Let $f,f_1,f_2,\cdots$ be continuous real-valued functions on a compact metric space $E$, with $\lim_{n\to\infty} f_n=f$. Show that if $f_1(p)\le f_2(p)\le \cdots$ for all $p \in E$, then the sequence $f_1, f_2, \cdots$ is uniformly convergent.
Let $\varepsilon>0$. I want to show that there exists an $N$ such that for all $n \ge N$, $\sup(|f_n-f|)<\varepsilon.$ for all $x \in E.$ Equivalently, we want to show $(f_n-f)\to 0$. I let $g_n=f_n-f$ and notice that $||g_1||\ge ||g_2|| \ge \cdots$. The image $f(E)$ is also compact and attains a maximum.
I'm not too sure where to proceed here.
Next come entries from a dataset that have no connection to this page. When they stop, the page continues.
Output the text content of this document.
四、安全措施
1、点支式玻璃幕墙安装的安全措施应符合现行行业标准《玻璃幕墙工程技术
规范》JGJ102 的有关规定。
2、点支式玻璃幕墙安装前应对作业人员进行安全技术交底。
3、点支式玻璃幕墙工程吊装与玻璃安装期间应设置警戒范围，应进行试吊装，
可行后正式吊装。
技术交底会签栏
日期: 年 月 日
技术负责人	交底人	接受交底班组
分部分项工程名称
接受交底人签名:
Any help would be appreciated.Thanks!
You need the additional condition that $f$ is continuous.
Hint: Consider $G_n = \{x: f(x) -f_n(x) < \epsilon\}$. Show by compactness and the other hypotheses that $$E \subset \cup_{n=1}^\infty G_n \implies E\subset \cup_{k=1}^m G_{n_k} $$
and $f(x) - f_n(x) < \epsilon$ if $n > N = \max(n_1, \ldots n_m)$.